O genocídio da União Patriótica na Colômbia
Introdução
O caso da União Patriótica mostra uma das principais dimensões do
conflito armado na Colômbia e a inter-relação entre violência e política, que pretendia
pôr fim à uma política de opção nascida de um processo de paz entre o Estado e as FARC-EP
baseado nos Acordos de La Uribe (1984), no contexto de uma abertura promovida pelo
governo de Belisario Betancur (1982-1986) para dar uma solução política o conflito armado
e promover a livre eleição de prefeitos e demais
cargos representativos regionais e nacionais, pela primeira vez no país, tendo outras opções fora do
quadro bipartidário construído a partir da Frente Nacional de 1958. Abordar a experiência desse
movimento é uma contribuição para a compreensão da complexidade de dinâmicas como a
instrumentalização da violência, a perseguição, a estigmatização e o extermínio da
oposição autores políticos, as tensões entre os processos de solução política do
confronto armado e os fechamentos violentos da democracia. É também uma oportunidade para
medir os vários impactos que essas dinâmicas tiveram em nossa sociedade e
especialmente no sistema político e na democracia colombiana.
A Comissão da Verdade pôde ouvir alguns daqueles que deram a vida pela
União Patriótica, daqueles que sobreviveram à violência contra eles, de testemunhas e alguns dos
responsáveis, que nos permitem oferecer uma compreensão da experiência desta
iniciativa de paz . O caso UP foi analisado em numerosos estudos e publicações, incluindo
um processo perante a Comissão Interamericana e a Corte de Direitos Humanos que
determinará a responsabilidade internacional do Estado neste caso à luz da
Convenção Americana sobre Direitos Humanos. pessoas, incluindo vítimas, familiares e
sobreviventes da UP, foram entrevistados pela Comissão1
Alguns deles foram
ouvidos em sessões conjuntas da Comissão da Verdade e da Jurisdição Especial para a
Paz, que estão exilados em diferentes países e regiões como Canadá,
Argentina , Uruguai e de diversos países europeus em sessões que aconteceram na
Suíça e na Espanha. Este caso se baseia na análise de diferentes relatos e depoimentos de sobreviventes, exilados e familiares de
pessoas assassinadas ou desaparecidas que posteriormente ingressaram nas Forças Armadas Revolucionárias
da Colômbia (FARC) como opção de salvar suas vidas antes do extermínio da UP e
, finalmente, daqueles que, sendo delegados por esta guerrilha para contribuir para a gestação da
UP, tomaram a decisão de não voltar à vida insurgente quando a trégua terminou e
permaneceram na vida legal.
A União Patriótica surgiu como parte do processo de paz e seu surgimento no país permitiu que
diversos setores da sociedade encontrassem um novo referencial de
participação e representação política que vinha se expressando em mobilizações e lutas sociais
há décadas. Para os guerrilheiros das FARC-EP, a UP foi também um mecanismo por meio
do qual se previa uma possível transição das armas para a política legal, viabilizando a
incorporação dos insurgentes em um processo de abertura política.

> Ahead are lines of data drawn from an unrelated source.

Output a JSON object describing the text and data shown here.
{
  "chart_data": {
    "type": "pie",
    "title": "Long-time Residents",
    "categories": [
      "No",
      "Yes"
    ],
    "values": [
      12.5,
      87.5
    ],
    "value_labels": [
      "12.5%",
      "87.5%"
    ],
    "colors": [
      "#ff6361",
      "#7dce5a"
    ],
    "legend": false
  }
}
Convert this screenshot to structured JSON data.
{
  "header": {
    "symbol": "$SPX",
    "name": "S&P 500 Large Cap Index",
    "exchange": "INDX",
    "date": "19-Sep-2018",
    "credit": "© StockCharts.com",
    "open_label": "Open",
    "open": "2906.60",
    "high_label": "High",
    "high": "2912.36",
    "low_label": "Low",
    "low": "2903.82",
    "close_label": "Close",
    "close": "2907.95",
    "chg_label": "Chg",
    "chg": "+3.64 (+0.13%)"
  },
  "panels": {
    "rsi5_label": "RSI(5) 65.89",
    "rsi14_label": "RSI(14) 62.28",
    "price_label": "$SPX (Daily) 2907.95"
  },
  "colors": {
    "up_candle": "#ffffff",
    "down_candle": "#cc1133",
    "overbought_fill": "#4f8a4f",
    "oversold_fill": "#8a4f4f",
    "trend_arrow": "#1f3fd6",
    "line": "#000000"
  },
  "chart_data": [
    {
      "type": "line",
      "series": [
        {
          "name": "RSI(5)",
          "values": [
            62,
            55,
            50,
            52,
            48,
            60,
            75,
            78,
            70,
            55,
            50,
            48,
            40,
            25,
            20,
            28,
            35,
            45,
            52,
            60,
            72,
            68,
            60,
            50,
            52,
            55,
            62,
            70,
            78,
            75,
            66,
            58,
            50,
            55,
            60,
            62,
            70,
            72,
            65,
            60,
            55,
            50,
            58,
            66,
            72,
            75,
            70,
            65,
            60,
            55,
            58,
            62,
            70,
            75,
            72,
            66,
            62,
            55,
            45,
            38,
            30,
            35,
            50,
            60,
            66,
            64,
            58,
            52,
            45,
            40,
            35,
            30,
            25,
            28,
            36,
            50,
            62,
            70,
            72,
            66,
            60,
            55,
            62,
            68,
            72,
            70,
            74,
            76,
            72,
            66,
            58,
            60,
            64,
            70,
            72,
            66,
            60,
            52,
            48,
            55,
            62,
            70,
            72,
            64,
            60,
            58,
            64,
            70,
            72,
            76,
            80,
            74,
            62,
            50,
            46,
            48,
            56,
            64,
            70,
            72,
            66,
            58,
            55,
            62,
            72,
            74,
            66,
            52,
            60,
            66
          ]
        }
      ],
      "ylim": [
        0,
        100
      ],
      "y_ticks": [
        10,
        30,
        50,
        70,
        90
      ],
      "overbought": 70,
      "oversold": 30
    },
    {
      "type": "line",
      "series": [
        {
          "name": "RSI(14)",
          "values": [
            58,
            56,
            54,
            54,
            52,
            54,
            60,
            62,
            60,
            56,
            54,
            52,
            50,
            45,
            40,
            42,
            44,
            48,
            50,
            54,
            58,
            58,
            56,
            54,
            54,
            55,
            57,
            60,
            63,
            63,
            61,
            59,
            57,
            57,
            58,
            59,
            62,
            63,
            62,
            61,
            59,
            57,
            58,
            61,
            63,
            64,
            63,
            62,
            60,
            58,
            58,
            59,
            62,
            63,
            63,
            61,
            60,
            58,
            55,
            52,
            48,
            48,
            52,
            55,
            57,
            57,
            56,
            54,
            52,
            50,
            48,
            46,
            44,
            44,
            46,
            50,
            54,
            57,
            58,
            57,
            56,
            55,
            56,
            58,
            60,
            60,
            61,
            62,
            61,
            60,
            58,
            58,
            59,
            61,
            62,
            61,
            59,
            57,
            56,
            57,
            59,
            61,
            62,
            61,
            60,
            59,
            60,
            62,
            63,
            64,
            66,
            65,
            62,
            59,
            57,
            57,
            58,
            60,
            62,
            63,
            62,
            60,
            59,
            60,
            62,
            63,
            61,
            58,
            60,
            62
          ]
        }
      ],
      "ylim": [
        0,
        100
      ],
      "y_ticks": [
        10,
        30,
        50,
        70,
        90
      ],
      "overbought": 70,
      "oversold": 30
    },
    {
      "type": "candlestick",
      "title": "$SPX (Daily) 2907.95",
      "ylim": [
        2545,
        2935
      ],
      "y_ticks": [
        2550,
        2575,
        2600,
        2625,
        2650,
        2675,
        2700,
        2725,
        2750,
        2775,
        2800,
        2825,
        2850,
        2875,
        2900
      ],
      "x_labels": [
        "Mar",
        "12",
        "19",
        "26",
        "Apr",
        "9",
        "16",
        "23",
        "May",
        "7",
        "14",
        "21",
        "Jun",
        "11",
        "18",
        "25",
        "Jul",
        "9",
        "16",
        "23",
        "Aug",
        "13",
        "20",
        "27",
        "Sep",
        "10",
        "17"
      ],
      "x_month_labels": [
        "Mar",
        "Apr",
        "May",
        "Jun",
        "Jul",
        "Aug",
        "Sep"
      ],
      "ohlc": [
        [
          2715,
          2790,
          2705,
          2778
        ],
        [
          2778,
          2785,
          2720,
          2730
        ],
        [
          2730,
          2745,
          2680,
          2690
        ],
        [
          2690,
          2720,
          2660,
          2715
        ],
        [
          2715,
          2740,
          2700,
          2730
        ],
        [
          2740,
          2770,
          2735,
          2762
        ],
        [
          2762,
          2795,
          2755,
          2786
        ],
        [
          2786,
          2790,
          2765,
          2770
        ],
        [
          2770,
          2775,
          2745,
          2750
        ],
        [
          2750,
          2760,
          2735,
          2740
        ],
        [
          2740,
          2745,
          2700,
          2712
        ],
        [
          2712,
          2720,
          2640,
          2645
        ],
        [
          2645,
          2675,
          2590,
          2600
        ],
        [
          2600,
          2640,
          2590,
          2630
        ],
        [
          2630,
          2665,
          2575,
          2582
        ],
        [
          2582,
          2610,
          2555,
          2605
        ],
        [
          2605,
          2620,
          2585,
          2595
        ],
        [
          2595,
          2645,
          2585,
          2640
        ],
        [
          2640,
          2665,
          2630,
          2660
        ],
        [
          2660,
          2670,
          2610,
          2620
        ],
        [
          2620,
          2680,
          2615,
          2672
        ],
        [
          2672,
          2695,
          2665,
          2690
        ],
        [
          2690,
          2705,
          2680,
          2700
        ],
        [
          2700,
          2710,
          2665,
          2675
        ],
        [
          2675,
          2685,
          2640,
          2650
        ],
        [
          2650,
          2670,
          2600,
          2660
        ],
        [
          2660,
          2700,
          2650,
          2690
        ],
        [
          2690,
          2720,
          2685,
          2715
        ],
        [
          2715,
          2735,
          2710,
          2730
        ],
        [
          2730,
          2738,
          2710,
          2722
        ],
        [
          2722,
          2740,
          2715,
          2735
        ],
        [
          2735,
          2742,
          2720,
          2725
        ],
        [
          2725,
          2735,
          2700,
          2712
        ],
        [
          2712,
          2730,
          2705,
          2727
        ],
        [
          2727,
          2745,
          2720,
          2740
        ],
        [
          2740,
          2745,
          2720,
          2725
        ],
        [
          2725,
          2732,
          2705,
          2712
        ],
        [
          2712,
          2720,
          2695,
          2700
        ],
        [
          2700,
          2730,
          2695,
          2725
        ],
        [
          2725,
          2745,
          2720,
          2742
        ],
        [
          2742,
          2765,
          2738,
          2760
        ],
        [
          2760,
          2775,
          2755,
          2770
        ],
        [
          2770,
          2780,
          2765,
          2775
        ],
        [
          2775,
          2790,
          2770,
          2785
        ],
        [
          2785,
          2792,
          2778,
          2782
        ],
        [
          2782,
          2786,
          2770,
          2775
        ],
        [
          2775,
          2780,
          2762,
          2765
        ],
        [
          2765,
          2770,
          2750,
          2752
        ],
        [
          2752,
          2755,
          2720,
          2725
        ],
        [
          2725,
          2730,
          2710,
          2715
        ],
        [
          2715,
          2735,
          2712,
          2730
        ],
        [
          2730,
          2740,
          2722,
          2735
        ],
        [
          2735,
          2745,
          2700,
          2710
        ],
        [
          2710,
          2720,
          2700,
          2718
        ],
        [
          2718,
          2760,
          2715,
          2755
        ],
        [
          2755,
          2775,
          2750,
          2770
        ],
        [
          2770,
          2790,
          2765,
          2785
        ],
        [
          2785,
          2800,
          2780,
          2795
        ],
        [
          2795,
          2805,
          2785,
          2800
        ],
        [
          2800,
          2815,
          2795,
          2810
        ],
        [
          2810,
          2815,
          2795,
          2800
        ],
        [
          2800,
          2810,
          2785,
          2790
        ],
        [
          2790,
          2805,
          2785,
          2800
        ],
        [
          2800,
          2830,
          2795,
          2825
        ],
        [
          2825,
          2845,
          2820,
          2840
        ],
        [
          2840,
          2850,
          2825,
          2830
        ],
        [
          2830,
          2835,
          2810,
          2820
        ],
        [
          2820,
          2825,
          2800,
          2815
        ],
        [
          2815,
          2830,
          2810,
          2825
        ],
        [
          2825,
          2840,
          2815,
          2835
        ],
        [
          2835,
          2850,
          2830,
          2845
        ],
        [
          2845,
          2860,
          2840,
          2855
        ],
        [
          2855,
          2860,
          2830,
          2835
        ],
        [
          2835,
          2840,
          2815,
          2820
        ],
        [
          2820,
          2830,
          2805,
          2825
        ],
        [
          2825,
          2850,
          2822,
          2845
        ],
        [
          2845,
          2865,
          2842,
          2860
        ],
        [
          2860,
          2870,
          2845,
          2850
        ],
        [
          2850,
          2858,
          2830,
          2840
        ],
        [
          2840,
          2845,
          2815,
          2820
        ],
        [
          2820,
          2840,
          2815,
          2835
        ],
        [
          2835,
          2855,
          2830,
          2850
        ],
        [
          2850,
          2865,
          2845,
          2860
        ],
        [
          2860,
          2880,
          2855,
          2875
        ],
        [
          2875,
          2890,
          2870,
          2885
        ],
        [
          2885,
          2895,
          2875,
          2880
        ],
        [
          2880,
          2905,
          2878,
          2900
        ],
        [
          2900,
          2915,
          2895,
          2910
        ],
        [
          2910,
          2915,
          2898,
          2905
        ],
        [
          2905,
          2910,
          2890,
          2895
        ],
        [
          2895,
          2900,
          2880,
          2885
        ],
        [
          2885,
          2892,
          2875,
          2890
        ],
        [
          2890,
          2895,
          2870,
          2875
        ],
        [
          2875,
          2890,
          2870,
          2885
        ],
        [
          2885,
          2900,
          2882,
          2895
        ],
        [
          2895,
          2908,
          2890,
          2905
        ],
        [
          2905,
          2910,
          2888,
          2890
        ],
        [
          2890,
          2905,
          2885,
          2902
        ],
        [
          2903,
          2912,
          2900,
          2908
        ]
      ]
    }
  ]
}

O surgimento da UP em 1985 trouxe consigo uma esperança de transformação pela
política que foi bem recebida por diferentes setores sociais e políticos, e teve bons
resultados eleitorais pela primeira vez para um partido de esquerda. No entanto, desde a sua
criação houve violência sistemática e generalizada contra militantes e ocupantes
de cargos políticos, com a designação e estigmatização de ser o "braço político"
das FARC, acusação intencional que tentou justificar o extermínio do referido
partido político. A estigmatização das opções políticas da esquerda é um exemplo da
cultura política colombiana desde o início do século XX e é um dos fatores da
persistência do conflito armado. Nem mesmo quando a trégua entre a guerrilha e o Estado
foi rompida no início de 1987 e as FARC chamaram seus membros de volta aos campos
e proclamaram sua separação política da UP, esse movimento deixou de ser visto como uma
expressão da combinação entre armas e urnas. A oposição a essa abertura política e ao
próprio processo de paz foi fomentada por uma história de setores do Estado, altas patentes
militares e algumas elites econômicas e políticas do país, construindo um
imaginário social que promovia e justificava a violência contra a UP.
Sua irrupção nas eleições de 1986 posicionou a UP como um grupo que
representava importantes setores da sociedade colombiana e lhe deu espaço em
conselhos municipais, prefeituras, assembleias departamentais e no Congresso da República.